“Cec—” he croaks, clearing his throat and trying again. “Cecilia?”
“I’m here, baby.” I fuss over him for long, precious minutes we don’t have, then set to work untying the ropes. Darian stares at my face as though I’m an apparition.
“Is it really you?” he asks.
My hands tremble violently, and I have to inhale a few deep breaths to steady the adrenaline rush of seeing him in this vulnerable state. Darian has always been indestructible and larger than life. Nothing could touch him. I’m furious, I realize, as I meet his gaze. Furious that anyone would hurt him like this. Furious that someone tried to keep us apart.
“I’ll get you out of here.”
“Cecilia,” he says, and I stop trying to untie the rope around his ankle to wipe the tears from my eyes. It’s hard to look at him because it makes me want to murder whoever did this to him. “I thought…”
The haunted quality of his voice grips my aching heart in a vise. I raise my gaze, struck by the sincerity in his. He lifts his free hand and cups my cheek, touching me with a reverence I’ve never felt before. “You thought what?” I ask.
“I thought I might never see you again.” His chin wobbles as he strokes his thumb through the salty tears on my cheeks. “I thought…”
“It’s okay. You don’t have to say it.”
He thought they were hurting me while he was tied to a chair and hidden away in a closet, unable to save me.
“I’m okay,” I reassure him as I finish freeing him from the chair, the ropes falling to the floor. “Come on, let’s get out of here.”
We exit the wardrobe, and I look back and take his hand.

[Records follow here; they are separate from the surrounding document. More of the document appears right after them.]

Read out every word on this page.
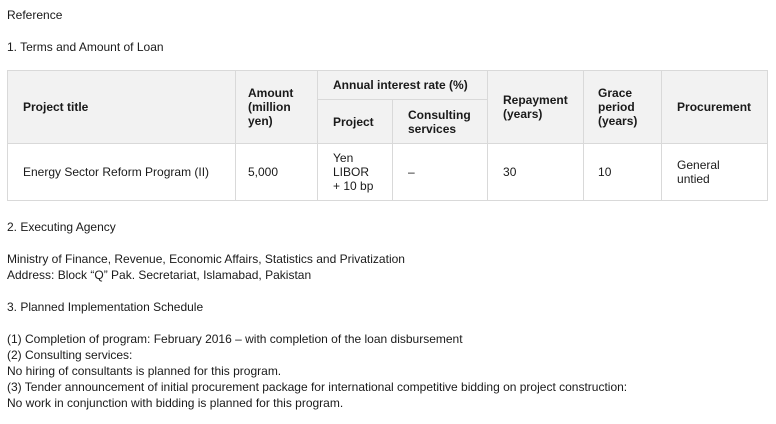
Reference
1. Terms and Amount of Loan
Project title	Amount (million yen)	Annual interest rate (%)		Repayment (years)	Grace period (years)	Procurement
		Project	Consulting services			
Energy Sector Reform Program (II)	5,000	Yen LIBOR + 10 bp	–	30	10	General untied
2. Executing Agency
Ministry of Finance, Revenue, Economic Affairs, Statistics and Privatization
Address: Block “Q” Pak. Secretariat, Islamabad, Pakistan
3. Planned Implementation Schedule
(1) Completion of program: February 2016 – with completion of the loan disbursement
(2) Consulting services:
No hiring of consultants is planned for this program.
(3) Tender announcement of initial procurement package for international competitive bidding on project construction:
No work in conjunction with bidding is planned for this program.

Darian pulls me to a stop and sweeps me up in his arms, his nose buried in my neck. “Are you sure you’re okay?” he asks, breathing me in. “I swear if they hurt you, I will?—”
“No one hurt me.” I dig my fingers into the expanse of his back through his slightly damp shirt, confused for a moment as I ease back. “Why are your clothes wet?”
Before he can respond, my eyes widen as I remember his injury. “Your back… The crossbow… Are you okay?”
He reaches for my hand, and we cross the room. “I’m fine.”
“You don’t look fine,” I say, noting the dried blood on his shirt.
It’s a lot of blood.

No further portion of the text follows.